A primary use of the data is to track how wildlife responds to changes in farming or land management practices. Farmers can use recorders to establish a baseline of species currently on their land, and ongoing data to see how bird species change after implementing new strategies, such as joining a Sustainable Farming Incentive scheme or moving to regenerative agriculture.

“For example, you might track key indices such as the farmland bird index, which has declined significantly over the past 40 years,” Geoff says. “We can tell you what species are present, and which are absent. Farmers might then choose to work with an ecologist or farming wildlife advisory group to improve the index or attract a specific species back.”

Beyond presence and absence, the information helps reveal insights into bird/wildlife behaviour through the year, Cat says. “That kind of data gives you stories and insights into what impacts climate change and other environmental changes are having on species, and the underlying impact on the function of the ecosystem.

“It gives you an idea of the state of the health of the ecosystem and the environment.”

One such example came from the second Springwatch appearance in 2025. That data showed how resident birds, such as dunnocks, were breeding earlier in the year due to a changing climate, Geoff says.
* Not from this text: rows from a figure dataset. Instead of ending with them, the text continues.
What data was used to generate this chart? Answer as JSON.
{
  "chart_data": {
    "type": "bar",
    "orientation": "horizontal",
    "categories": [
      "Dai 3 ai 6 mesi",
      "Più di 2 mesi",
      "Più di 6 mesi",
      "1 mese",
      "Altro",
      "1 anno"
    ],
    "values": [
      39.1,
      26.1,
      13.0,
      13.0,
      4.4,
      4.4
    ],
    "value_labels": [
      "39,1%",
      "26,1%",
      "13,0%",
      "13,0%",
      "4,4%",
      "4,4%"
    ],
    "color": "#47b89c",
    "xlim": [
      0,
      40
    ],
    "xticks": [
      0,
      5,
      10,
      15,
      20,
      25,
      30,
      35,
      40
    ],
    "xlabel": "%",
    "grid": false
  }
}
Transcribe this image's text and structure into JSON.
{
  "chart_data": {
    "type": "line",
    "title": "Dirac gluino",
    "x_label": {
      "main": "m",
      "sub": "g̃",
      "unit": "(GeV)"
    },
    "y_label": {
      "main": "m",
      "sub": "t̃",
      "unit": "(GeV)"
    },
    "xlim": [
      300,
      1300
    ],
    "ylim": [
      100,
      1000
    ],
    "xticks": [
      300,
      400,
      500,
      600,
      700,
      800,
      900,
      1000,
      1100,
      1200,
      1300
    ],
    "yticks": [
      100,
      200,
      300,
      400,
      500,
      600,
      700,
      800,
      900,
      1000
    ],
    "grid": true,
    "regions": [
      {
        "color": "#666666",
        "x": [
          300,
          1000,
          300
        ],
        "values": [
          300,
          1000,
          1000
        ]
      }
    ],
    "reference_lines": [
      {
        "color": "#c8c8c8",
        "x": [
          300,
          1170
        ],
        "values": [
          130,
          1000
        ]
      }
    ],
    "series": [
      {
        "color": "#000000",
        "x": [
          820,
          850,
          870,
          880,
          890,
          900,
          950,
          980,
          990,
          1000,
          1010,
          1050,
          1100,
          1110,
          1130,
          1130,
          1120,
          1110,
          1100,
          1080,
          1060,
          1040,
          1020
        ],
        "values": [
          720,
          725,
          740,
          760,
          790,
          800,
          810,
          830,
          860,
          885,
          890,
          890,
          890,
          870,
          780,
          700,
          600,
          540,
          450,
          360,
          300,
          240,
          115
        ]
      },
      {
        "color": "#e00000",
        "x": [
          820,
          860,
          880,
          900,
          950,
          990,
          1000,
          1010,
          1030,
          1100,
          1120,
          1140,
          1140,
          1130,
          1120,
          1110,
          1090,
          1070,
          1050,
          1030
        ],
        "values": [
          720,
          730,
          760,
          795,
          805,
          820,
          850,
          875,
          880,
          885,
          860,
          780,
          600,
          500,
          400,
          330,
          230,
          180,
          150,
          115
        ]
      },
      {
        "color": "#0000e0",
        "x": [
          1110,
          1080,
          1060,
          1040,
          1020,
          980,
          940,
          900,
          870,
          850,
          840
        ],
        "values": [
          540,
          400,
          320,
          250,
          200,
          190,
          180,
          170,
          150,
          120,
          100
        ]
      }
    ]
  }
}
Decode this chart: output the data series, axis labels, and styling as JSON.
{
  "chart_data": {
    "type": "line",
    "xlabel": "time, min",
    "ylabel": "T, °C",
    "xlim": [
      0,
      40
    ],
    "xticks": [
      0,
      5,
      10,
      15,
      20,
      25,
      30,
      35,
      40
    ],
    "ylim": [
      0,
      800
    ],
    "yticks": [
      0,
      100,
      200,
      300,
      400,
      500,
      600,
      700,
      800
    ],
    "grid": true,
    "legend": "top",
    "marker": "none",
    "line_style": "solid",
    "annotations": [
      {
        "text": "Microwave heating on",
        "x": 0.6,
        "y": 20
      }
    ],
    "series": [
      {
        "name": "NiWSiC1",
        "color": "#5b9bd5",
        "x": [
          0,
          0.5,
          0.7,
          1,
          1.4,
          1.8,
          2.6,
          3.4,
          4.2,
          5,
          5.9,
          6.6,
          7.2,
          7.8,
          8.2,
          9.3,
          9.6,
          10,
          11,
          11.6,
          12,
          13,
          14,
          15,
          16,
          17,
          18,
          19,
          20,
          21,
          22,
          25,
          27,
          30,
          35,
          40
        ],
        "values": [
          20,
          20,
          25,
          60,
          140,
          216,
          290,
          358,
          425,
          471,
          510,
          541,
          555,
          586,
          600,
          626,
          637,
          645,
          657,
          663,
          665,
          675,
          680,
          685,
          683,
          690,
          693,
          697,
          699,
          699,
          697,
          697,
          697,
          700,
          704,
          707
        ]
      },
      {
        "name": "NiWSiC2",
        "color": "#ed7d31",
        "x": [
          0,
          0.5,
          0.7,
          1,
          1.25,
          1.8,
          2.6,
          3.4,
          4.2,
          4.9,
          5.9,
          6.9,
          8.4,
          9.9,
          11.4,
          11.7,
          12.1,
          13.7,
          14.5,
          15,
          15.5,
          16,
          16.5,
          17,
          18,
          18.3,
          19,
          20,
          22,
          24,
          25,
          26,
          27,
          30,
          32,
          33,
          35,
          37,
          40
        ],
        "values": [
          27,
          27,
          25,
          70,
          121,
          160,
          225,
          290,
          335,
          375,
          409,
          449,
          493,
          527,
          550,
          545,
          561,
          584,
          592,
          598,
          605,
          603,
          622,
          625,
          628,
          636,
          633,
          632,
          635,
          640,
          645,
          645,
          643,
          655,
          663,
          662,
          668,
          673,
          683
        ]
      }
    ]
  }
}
This was having a potentially significant consequence on cuckoos, which arrive in mid to late April. Typically, they parasitise the nests of dunnocks along with other bird species.

“But now, by the time cuckoos arrive, it’s too late, which means they have fewer nesting options to choose from. And when you delve deeper, you find there are different genetic lineages in female cuckoos, which means they target a specific species to parasitise so their eggs look very similar to the target species.

“The concern is if they cannot parasitise dunnocks’ nests anymore, that lineage could die out.”